Cuando se mostraba tan pillada por sorpresa, no había duda de que tenía algo que esconder. De modo que era verdad, era una traición. Yo le decía llena de desdén:
—¿Pero cómo puedes escuchar eso? Es horroroso.
Entonces yo entraba en el salón, abría el armario de las golosinas —algo que no podía hacer sin pedir previamente permiso—, cogía un buen trozo de chocolate, me daba la vuelta y me iba a leer a mi cuarto.
Y Bertha, ¿también habría sentido nostalgia? Bertha, que jamás había abandonado su casa antes de entrar en el hogar de ancianos. Que precisamente una institución como aquella se llamara hogar suponía una infamia que aseguraba para siempre a la palabra «hogar» el primer puesto en la lista de «palabras engañosas».

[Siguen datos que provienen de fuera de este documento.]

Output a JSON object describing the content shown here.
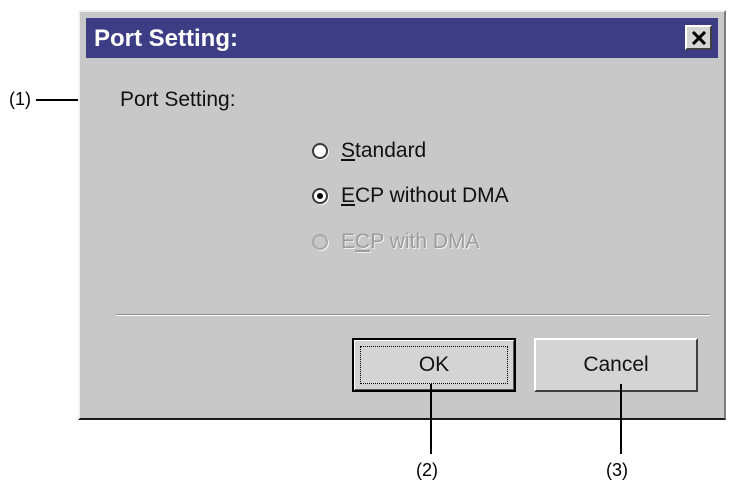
{
  "dialog": {
    "title": "Port Setting:",
    "close_glyph": "✕",
    "group_label": "Port Setting:",
    "options": [
      {
        "pre": "",
        "mnemonic": "S",
        "post": "tandard",
        "checked": false,
        "disabled": false
      },
      {
        "pre": "",
        "mnemonic": "E",
        "post": "CP without DMA",
        "checked": true,
        "disabled": false
      },
      {
        "pre": "E",
        "mnemonic": "C",
        "post": "P with DMA",
        "checked": false,
        "disabled": true
      }
    ],
    "ok_label": "OK",
    "cancel_label": "Cancel"
  },
  "callouts": {
    "one": "(1)",
    "two": "(2)",
    "three": "(3)"
  },
  "colors": {
    "titlebar": "#3d3d86",
    "dialog_bg": "#c8c8c8",
    "disabled_text": "#9c9c9c"
  }
}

Desde que la habían llevado a una residencia, Bertha no había vuelto a saber dónde se encontraba. Sin embargo, parecía saber dónde no se encontraba. Guardaba continuamente sus cosas en la maleta, en bolsos, en bolsas de plástico, en los bolsillos de su abrigo. Y a quienquiera que se le aproximase, visitante, enfermera o residente de ese «hogar», le pedía que por favor la llevase a casa. La residencia angustiaba a Bertha. A pesar de que era una institución privada muy cara, los dementes pertenecían sin duda a la casta más baja dentro de la jerarquía secreta de tales instituciones. La salud era el bien más preciado. El hecho de haber sido en el pasado alcalde, dama acaudalada de la alta sociedad o científico prestigioso no importaba. Al contrario, cuanto más alta había sido la posición social, tanto más profunda podía ser la caída. Los que no se desplazaban más que en silla de ruedas podían jugar al bridge, eso sí, pero no participar en el baile a la hora del té. Era un hecho irrefutable. Además de la lucidez de la mente y la salud del cuerpo, en la residencia había otra cosa que imponía respeto y consideración: las visitas. Y en esto contaban mucho la frecuencia, la regularidad y la duración. También resultaba útil que las visitas variaran. En esta materia, los hombres contaban más que las mujeres, los jóvenes eran mejor vistos que los viejos, y los pensionistas que recibían frecuentes visitas familiares eran muy respetados: debían de haber hecho algo bueno en su vida.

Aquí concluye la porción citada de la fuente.